Kinshasa — "L'Union européenne signe un accord de coopération minière durable avec le Rwanda sur les ressources pillées en RDC. N'est-ce pas là un soutien fort à l'agresseur ?" a déclaré le Cardinal Fridolin Ambongo Besungu, Archevêque métropolitain de Kinshasa, dans son homélie du samedi 24 février, au cours de la messe en hommage aux victimes de la guerre dans l'Est de la République Démocratique du Congo et pour le retour de la paix dans le pays. "N'est-ce pas juger deux choses semblables avec partialité, selon des règles différentes ? [Dénoncer l'agresseur sans arrêter le cycle de l'agression et financer la guerre par de tels accords est une stratégie de diversion".
L'accord évoqué par le cardinal Ambongo a été signé le 19 février entre l'UE et le Rwanda et vise, selon les institutions bruxelloises, à promouvoir l'exploitation "durable" des minerais par le Rwanda. Comme le souligne l'UE, "le pays est un acteur mondial majeur dans le secteur de l'exploitation du tantale. Il produit également de l'étain, du tungstène, de l'or et du niobium et possède des réserves de lithium et de terres rares". Pour l'UE, ce partenariat "contribuera à garantir un approvisionnement durable en matières premières", en particulier en matières premières critiques, "ce qui est une condition préalable essentielle pour atteindre les objectifs en matière d'énergie verte et propre".
La République démocratique du Congo affirme que ces minerais sont au contraire pillés sur son territoire avec la complicité de groupes armés financés par le Rwanda, principalement le M23, mouvement de guérilla opérant au Nord-Kivu, qui assiège depuis début février Sake, petite ville située à une vingtaine de kilomètres à l'ouest de Goma et considérée comme une barrière stratégique sur la route de la capitale de cette province de l'est de la RDC. Les combats menacent de créer une "catastrophe humanitaire" selon l'Unicef et le Programme alimentaire mondial.
"Agresseurs et multinationales s'allient pour prendre le contrôle des richesses du Congo, au détriment et au mépris de la dignité des paisibles citoyens congolais, créés à l'image et à la ressemblance de Dieu", déclare le cardinal Ambongo. "Jusqu'où irait ce mépris ? Jusqu'où va la banalisation de la vie humaine, pourtant sacrée ? Je suis convaincu que pour ramener la paix en RDC, il faut aussi mettre fin à la violation de l'intégrité territoriale de notre pays et à la prédation éhontée de ses ressources naturelles." Le pape François, après l'Angélus du dimanche 25 février, avait rappelé la souffrance du peuple congolais en ces termes : "Je suis avec préoccupation l'augmentation de la violence dans l'est de la République démocratique du Congo.
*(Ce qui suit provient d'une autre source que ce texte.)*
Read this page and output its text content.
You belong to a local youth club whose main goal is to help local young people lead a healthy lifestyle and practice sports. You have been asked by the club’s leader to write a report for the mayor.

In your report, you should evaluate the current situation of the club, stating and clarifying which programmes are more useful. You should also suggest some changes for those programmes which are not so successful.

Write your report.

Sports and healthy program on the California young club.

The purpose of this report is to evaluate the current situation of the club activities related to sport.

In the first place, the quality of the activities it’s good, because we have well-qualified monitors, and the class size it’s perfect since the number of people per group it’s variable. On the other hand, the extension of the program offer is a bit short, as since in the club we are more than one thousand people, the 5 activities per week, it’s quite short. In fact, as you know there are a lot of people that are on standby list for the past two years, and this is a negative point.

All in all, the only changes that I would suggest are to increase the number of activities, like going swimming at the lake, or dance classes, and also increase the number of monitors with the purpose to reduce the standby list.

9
Je me joins à l'invitation des évêques à prier pour la paix, en espérant la fin des affrontements et la recherche d'un dialogue sincère et constructif".
Selon les rapports de l'ONU, les forces armées rwandaises sont directement impliquées dans les combats en soutenant la guérilla du M23 contre l'armée congolaise, elle-même soutenue par des milices locales et des troupes envoyées par la Communauté de développement de l'Afrique australe (SADC). Ce sont précisément deux soldats sud-africains de la SADC qui ont été tués dans le bombardement de leur caserne le 14 février (voir Fides 15/2/2024).
Les militaires rwandais utiliseraient des armes lourdes et sophistiquées, comme des drones armés (avec lesquels l'aéroport de Goma a été bombardé) et même, selon le rapport de l'ONU publié le 3 janvier, des bombes de mortier guidées par laser, probablement de fabrication israélienne.